Where to find the best Sacher Torte in Vienna
Where to find the best Sacher Torte in Vienna



  1. April 22, 2020 / 2:34 pm

    Loved the place- especially at Christmas time ☺️

    • cruiselifestyle
      April 22, 2020 / 2:45 pm

      I visited in July so I would really like to return near Christmas to see a whole different perspective of Vienna.

  2. April 22, 2020 / 10:25 pm

    We visited Vienna last summer and tried the legendary Sacher Torte. Your post made me want to start traveling again. I miss rumbling the streets of Vienna.

  3. April 23, 2020 / 4:25 am

    Great post! I appreciated reading about the history of Sacher Torte. It’s hard to believe that a recipe a man came up with with what he had in the kitchen would become one of the most famous desserts in the world. I must admit, I have never had the pleasure of trying it, but after reading your post I must! Maybe I will try my hand at baking some during this quarantine, thanks for sharing the recipe.

  4. April 23, 2020 / 3:13 pm

    I have so many fond memories of Sacher Torte in Vienna. Hubby is a chocoholic so we absolutely had to search out this treat. We too made sure we visited Cafe Sacher to find an original version. Thanks for providing the recipe. But this is one of those things I save for eating out!

  5. April 23, 2020 / 4:53 pm

    I made a brief visit to Vienna many decades ago and like you, we had to seek out Sacher Torte. It looks like the price has risen since my visit but the taste is just as wonderful! Thank you for sharing more history of this delicious treat!

  6. April 23, 2020 / 7:39 pm

    Oooh the Sacher torte is one of my favourite cakes! I had a slice at the famous Café Sacher during my trip to Vienna a couple of years ago. I had to wait in line for a while in order to get a table, I didn’t know we could book in advance, good tip! And thank you for the recipe, I might try making it 🙂

  7. April 25, 2020 / 7:24 am

    He stepped in when another chef was sick and created this? Wow, he was destined!
    We were planning to visit Vienna this year but with Covid, I doubt if we’ll make it this year.
    I can see how decadent it is! Ofcourse one slice is enough! I don’t think I can even finish 1 slice!

    • cruiselifestyle
      April 25, 2020 / 8:32 am

      Yes it’s quite a good back story behind the Sachertorte. Despite having basic ingredients it tastes very decadent.

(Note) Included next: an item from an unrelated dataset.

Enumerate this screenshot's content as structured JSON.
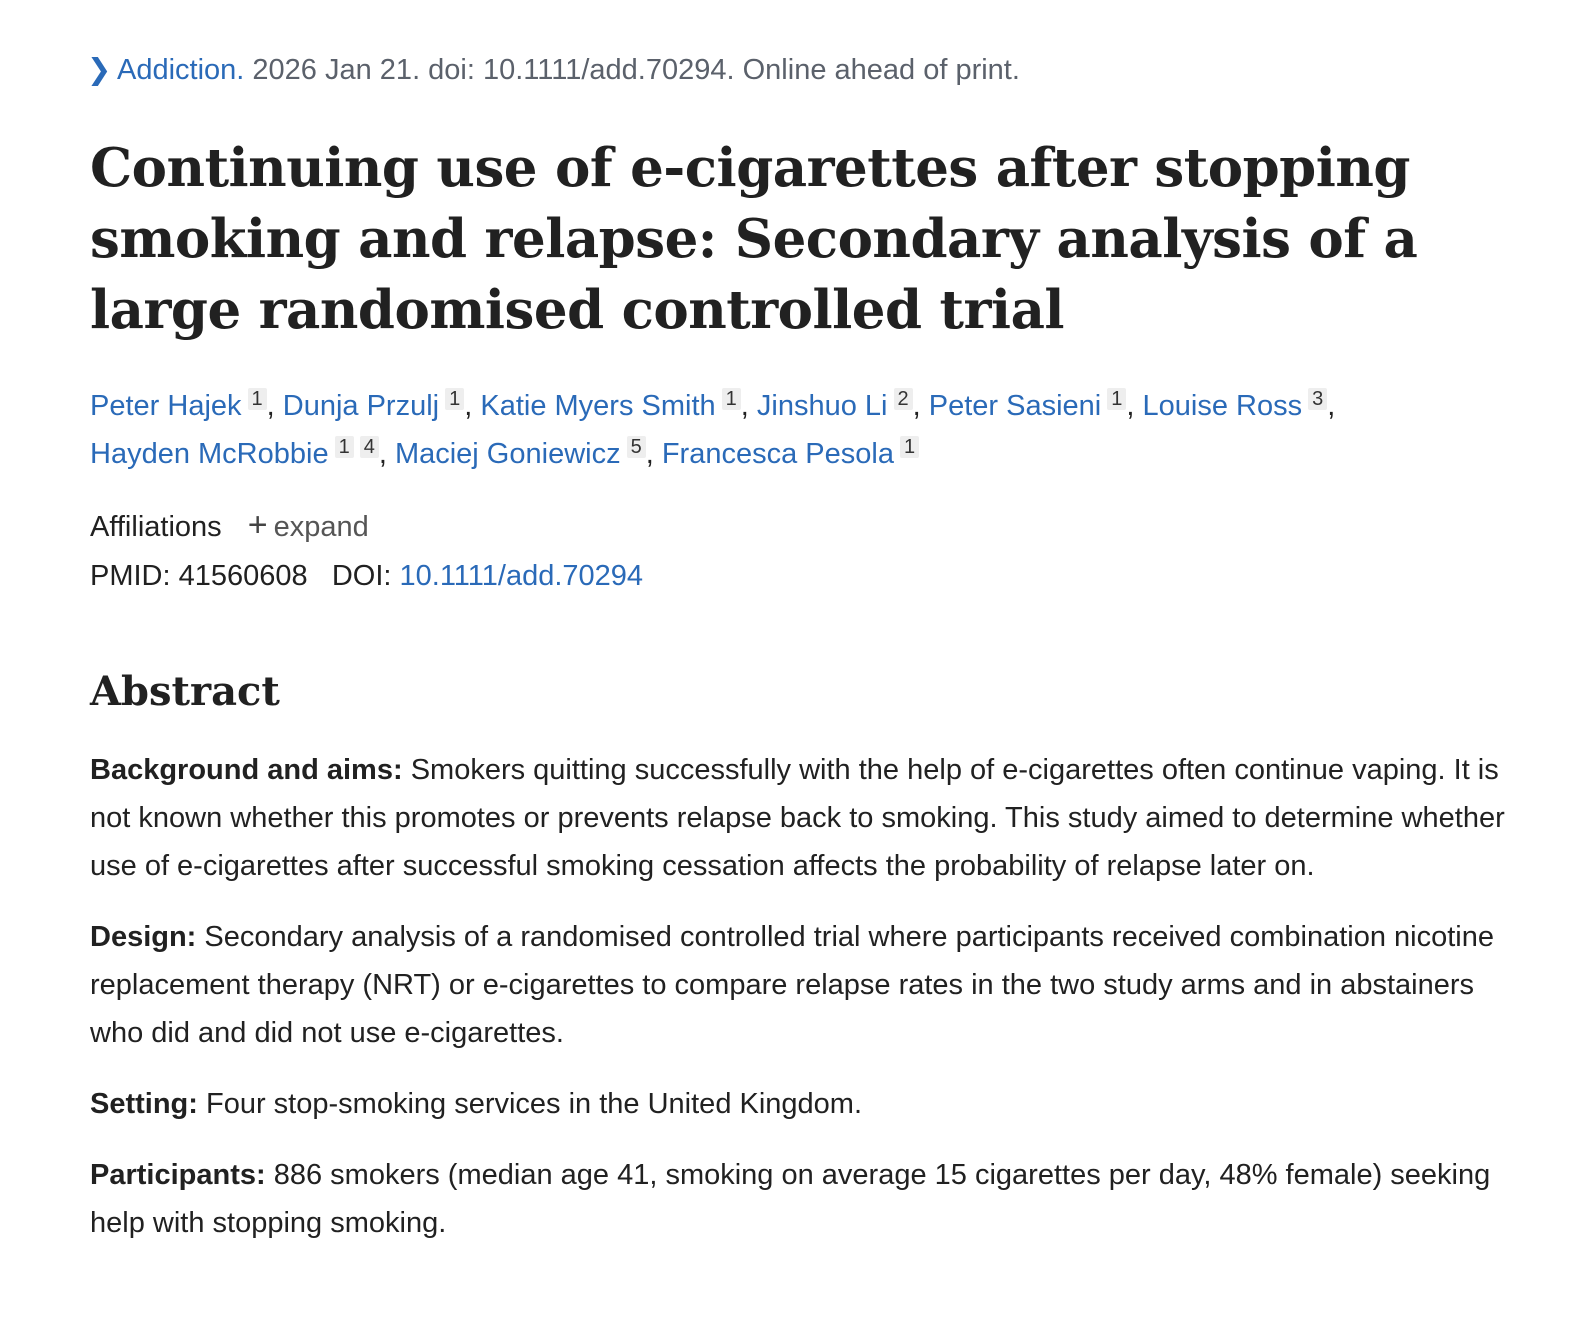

  8. April 25, 2020 / 7:48 am

    Loved this post for two reasons. One that you made me nostalgic about the Danube River Cruise that we undertook only last summer while in Vienna and the other was our having Sacher Torte all the three days we were there. It was just yummy.

    • cruiselifestyle
      April 25, 2020 / 8:29 am

      Wow Sachertorte every day! That’s dedication and I like your style!

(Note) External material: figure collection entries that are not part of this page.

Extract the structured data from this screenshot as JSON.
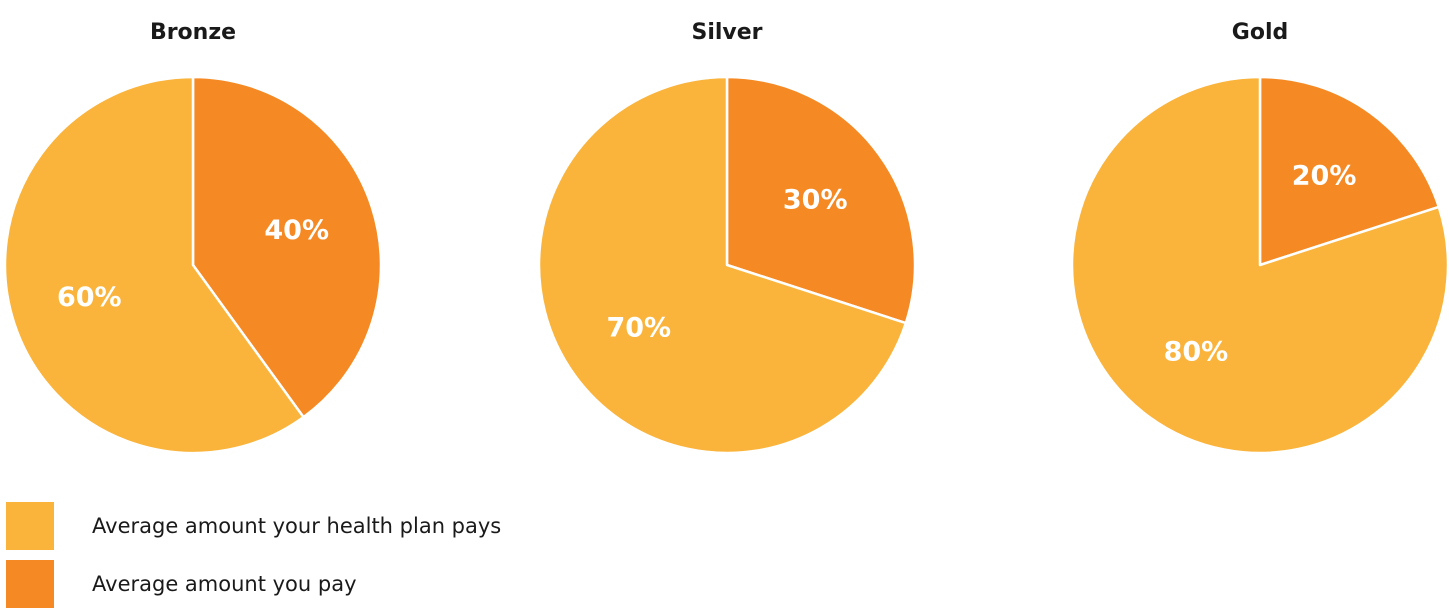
{
  "chart_data": [
    {
      "type": "pie",
      "title": "Bronze",
      "slices": [
        {
          "series": 1,
          "value": 40,
          "label": "40%"
        },
        {
          "series": 0,
          "value": 60,
          "label": "60%"
        }
      ]
    },
    {
      "type": "pie",
      "title": "Silver",
      "slices": [
        {
          "series": 1,
          "value": 30,
          "label": "30%"
        },
        {
          "series": 0,
          "value": 70,
          "label": "70%"
        }
      ]
    },
    {
      "type": "pie",
      "title": "Gold",
      "slices": [
        {
          "series": 1,
          "value": 20,
          "label": "20%"
        },
        {
          "series": 0,
          "value": 80,
          "label": "80%"
        }
      ]
    }
  ],
  "legend": {
    "placement": "bottom-left",
    "items": [
      {
        "label": "Average amount your health plan pays",
        "color": "#FAB43C"
      },
      {
        "label": "Average amount you pay",
        "color": "#F58A24"
      }
    ]
  }
}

  9. April 27, 2020 / 6:00 am

    I have book marked this for the recipe. That cake just looks yummy and am gonna make this once I have the right ingredients (lockdown has affected the supply). Very interesting to know how this became famous. A total opportunity that the substitute chef took on. I haven’t been to vienna as yet but when I do, I am going to look up that cafe for the authentic taste of this piece.

    • cruiselifestyle
      April 27, 2020 / 1:12 pm

      That’s great, I’d love to see a photo of your Sachertorte once you’ve made it!